ECONOMIA

O grande ‘conto do vigário’

Economista analisa visões equivocadas de que Brasil poderá se transformar numa “Venezuela” ou “Argentina”

O grande ‘conto do vigário’

Publicado em: 03 de novembro de 2023 às 17:33

Miguel Moyses Abeche Neto

Especial para o DEBATE *

 

Existe um conto do vigário correndo as redes sociais e insuflado por parte dos financistas do mercado financeiro e propalado pelo ex-ministro Paulo Guedes de que o Brasil corre o risco de se transformar na Venezuela ou Argentina. É uma bobagem imensa, uma previsão sem pé nem cabeça. Quem a propaga ou é totalmente ignorante ou está de má-fé.

Tanto a Argentina como a Venezuela vivem crises cambiais, não têm dólares para pagar suas importações e seus compromissos internacionais. A Argentina vive uma crise que se tornou crônica em razão das várias tentativas de dolarizar a sua economia. Isso vem desde os anos 1950, no governo do general Aramburu, passando pela conversão do presidente Arturo Fondizzi à política neoliberal de seu ministro da Economia, Álvaro Alsogaray (1959 -1962). Depois, continuou na ditadura militar imposta pelo general Ongania e a política novamente ultraliberal de Adalberto Vasena Krieger, ministro da Economia pela segunda vez, a primeira na ditadura de Aramburu entre 1956 a 1958 e a segunda, entre 1967 e 1969, sempre com o receituário ultraliberal.

Isto sempre colocou a economia argentina no precipício, com resultados decepcionantes. Em março de 1976 instala-se mais uma vez uma ditadura comandada pelos militares e, desta vez, aboleta-se no ministério da economia José Martinez de Hoz. Ligado à oligarquia rural argentina, Hoz inspira-se na política adotada no Chile sob Pinochet e comandada pelos “Chicagos Boys”, denominação dada à equipe econômica toda ela proveniente da Escola de economia da Universidade de Chicago e sob a orientação do professor Milton Friedman.

Privatizou-se quase tudo. O câmbio foi valorizado, com taxas de juros elevadas e abertura comercial sem contrapartida e reciprocidade de outros países. Houve ainda proibição dos sindicatos de trabalhadores, proibição de greves , e endividamento externo através de elevadas taxas de juros internas e criando mecanismos de acesso ao crédito internacional para que as empresas buscassem recursos internacionais dada a grande liquidez que dispunha o sistema financeiro das grandes economias graças aos “petrodólares”, assim denominados porque eram provenientes dos países árabes e da Venezuela que recebiam um volume de dólares monstruoso em virtude da disparada do barril do petróleo a partir de outubro de 1973.

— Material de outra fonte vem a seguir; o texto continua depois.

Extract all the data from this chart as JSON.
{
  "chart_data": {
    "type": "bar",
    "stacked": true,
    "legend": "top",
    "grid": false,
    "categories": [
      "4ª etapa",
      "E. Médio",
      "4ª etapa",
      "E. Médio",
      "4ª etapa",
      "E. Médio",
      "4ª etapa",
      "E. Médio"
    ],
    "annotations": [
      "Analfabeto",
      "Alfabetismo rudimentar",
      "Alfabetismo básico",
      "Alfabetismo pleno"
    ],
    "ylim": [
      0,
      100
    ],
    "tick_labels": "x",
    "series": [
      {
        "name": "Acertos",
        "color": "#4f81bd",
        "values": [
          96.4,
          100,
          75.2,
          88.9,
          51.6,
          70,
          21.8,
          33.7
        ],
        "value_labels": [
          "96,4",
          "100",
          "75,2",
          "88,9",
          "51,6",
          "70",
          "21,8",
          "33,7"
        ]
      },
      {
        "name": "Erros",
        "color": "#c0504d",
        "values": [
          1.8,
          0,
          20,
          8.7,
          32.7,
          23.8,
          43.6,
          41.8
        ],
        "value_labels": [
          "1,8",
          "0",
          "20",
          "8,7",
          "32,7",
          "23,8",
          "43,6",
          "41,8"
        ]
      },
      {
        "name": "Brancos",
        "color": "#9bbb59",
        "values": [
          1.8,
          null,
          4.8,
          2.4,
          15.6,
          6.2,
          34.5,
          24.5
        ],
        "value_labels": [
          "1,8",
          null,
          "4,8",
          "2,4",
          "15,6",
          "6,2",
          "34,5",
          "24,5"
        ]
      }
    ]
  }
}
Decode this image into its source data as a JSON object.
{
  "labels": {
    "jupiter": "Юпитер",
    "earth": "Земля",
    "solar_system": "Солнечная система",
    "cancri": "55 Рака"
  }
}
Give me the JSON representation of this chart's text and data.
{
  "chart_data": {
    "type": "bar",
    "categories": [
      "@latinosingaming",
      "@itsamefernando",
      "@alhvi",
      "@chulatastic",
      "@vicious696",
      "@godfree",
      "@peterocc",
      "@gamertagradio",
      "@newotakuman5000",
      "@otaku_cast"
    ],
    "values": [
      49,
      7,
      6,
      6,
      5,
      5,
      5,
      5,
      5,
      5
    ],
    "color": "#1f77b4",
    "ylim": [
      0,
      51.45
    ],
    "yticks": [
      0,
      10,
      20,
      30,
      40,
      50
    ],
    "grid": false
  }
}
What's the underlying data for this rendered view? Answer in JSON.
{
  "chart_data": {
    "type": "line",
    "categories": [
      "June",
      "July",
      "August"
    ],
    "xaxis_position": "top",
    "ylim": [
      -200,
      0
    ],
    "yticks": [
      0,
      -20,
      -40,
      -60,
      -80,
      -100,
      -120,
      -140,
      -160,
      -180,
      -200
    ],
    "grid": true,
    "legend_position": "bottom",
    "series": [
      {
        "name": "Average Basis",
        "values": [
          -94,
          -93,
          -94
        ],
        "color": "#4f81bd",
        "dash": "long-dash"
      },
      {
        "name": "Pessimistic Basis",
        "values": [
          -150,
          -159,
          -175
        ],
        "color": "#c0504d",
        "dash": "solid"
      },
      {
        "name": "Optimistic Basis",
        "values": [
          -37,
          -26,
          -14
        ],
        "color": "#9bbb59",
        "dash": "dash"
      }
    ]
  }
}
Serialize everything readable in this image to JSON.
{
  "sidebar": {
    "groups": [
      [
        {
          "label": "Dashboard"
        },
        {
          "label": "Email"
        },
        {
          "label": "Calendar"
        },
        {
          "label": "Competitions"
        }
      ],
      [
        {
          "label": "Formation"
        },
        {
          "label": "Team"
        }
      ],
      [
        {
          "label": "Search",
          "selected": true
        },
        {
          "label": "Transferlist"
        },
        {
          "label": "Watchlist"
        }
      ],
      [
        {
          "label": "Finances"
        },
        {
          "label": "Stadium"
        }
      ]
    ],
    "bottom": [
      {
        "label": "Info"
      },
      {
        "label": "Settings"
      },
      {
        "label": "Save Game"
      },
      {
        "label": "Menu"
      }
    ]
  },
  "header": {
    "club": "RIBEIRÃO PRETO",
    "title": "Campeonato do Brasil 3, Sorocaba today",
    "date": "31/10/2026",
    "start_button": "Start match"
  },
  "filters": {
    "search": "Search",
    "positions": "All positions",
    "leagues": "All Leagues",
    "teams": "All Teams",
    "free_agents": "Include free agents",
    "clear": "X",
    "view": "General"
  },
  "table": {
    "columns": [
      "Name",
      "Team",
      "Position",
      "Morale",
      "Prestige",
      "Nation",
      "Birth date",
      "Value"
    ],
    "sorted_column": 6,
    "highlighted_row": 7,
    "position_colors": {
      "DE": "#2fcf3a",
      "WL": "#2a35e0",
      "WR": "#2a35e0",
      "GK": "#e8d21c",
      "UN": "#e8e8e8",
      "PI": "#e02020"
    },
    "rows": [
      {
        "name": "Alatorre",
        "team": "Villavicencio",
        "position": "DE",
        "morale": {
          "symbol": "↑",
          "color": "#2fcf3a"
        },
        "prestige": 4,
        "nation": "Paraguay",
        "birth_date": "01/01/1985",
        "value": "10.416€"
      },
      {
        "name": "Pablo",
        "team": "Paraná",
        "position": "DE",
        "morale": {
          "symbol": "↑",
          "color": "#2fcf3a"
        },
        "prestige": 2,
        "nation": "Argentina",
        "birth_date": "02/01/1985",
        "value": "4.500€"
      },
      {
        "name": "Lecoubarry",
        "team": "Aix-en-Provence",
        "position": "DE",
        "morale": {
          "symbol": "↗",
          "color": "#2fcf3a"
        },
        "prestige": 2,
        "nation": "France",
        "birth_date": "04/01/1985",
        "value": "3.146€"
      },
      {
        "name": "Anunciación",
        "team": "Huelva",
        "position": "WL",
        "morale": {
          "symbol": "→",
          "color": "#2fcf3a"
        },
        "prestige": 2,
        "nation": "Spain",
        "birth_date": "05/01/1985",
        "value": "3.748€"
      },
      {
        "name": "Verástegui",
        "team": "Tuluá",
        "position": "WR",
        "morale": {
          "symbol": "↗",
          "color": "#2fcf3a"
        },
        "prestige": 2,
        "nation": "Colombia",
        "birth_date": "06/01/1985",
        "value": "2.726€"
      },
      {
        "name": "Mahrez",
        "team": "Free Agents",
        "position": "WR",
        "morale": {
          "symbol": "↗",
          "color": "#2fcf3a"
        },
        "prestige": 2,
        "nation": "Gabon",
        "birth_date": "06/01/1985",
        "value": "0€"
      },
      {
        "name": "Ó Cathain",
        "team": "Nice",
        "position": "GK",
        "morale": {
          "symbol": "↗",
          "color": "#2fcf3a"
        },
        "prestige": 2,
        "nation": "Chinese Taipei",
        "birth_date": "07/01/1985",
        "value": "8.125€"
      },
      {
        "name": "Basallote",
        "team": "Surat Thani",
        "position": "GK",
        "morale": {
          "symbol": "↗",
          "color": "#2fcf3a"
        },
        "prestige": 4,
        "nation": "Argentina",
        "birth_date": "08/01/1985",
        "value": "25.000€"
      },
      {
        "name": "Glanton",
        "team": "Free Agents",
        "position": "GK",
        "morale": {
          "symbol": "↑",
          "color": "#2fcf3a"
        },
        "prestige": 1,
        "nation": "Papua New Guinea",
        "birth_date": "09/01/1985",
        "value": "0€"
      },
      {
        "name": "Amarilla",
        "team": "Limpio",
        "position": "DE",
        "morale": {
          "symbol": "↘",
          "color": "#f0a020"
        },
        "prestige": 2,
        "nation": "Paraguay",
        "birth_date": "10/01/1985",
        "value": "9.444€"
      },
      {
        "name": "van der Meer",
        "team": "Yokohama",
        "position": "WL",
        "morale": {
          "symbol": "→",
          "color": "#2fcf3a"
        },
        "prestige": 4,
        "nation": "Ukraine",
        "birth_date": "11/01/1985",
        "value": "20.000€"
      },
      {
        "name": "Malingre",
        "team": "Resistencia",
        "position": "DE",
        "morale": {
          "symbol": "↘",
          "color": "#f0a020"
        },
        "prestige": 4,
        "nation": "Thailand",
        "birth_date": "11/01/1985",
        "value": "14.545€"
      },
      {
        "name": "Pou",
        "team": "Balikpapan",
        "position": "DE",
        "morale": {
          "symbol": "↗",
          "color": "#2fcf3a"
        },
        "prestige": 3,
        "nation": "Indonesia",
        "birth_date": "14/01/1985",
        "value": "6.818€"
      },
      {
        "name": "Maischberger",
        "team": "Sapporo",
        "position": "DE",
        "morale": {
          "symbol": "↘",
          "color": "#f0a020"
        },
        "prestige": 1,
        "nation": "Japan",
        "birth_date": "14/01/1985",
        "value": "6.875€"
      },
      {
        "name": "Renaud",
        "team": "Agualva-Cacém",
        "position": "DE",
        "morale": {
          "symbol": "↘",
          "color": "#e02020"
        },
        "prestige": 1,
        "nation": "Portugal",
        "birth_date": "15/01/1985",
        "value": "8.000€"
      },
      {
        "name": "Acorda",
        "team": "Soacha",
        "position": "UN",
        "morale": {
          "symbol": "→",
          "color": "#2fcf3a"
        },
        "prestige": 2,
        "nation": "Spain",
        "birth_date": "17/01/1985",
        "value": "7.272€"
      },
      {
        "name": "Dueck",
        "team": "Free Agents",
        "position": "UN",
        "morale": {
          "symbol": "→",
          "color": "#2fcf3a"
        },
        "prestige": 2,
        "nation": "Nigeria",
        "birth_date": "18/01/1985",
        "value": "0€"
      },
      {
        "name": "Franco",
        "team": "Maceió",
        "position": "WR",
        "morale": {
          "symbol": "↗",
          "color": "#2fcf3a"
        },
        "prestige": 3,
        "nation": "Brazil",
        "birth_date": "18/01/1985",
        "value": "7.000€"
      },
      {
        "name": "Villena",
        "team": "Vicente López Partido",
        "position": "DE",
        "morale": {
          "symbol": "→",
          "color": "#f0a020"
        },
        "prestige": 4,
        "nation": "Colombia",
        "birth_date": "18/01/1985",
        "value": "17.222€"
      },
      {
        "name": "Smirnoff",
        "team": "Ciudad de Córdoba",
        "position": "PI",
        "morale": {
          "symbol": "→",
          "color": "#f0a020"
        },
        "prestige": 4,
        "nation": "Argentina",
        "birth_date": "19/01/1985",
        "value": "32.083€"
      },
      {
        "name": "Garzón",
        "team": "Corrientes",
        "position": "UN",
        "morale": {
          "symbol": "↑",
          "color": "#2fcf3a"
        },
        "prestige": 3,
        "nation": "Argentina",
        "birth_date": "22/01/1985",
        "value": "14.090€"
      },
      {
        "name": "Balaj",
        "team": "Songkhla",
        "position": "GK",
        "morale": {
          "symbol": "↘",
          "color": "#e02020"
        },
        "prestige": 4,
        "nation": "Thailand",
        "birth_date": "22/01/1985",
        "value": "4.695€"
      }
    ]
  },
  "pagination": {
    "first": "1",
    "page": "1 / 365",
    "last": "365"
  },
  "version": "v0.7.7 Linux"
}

Como os países árabes não tinham uma rede bancaria em condições de investir esse volume de recursos, utilizavam principalmente os Estados Unidos, Inglaterra e França para realocar essa montanha de dólares. Em 1979 Paul Volcker, o novo presidente do Banco Central norte-americano, jogou a taxa de juros para 19% para conter a inflação americana. Como os empréstimos externos contratados pela Argentina era com taxas flutuantes, isto arrastou a Argentina para uma crise com consequências de longo prazo.

Com o peso valorizado artificialmente, um mar de empréstimos em dólar principalmente da iniciativa privada, que foi induzida a buscar recursos em dólar pelo ministro Martinez de Hoz, com a finalidade de fechar as contas externas, já que a balança comercial era deficitária em virtude do câmbio valorizado e, assim, criando um rombo nas contas externas, agravado pelas altas taxas de juros que agora esse endividamento era obrigado a pagar.

A política de abertura aloprada, câmbio valorizado e juros elevados levou a economia portenha a um encilhamento perverso que destruiu parte de seu parque industrial e acelerou a decadência econômica e social dos argentinos. Resultado dessa estupidez: em 1982, a retração econômica foi de 6%, o desemprego atingiu 25% e a inflação explodiu. No Chile, a política dos “Chicago Boys” foi de terra destruída em 1982, quando o desemprego atingiu 30%, o PIB caiu 16% e o quadro social deteriorou-se, produzindo miséria.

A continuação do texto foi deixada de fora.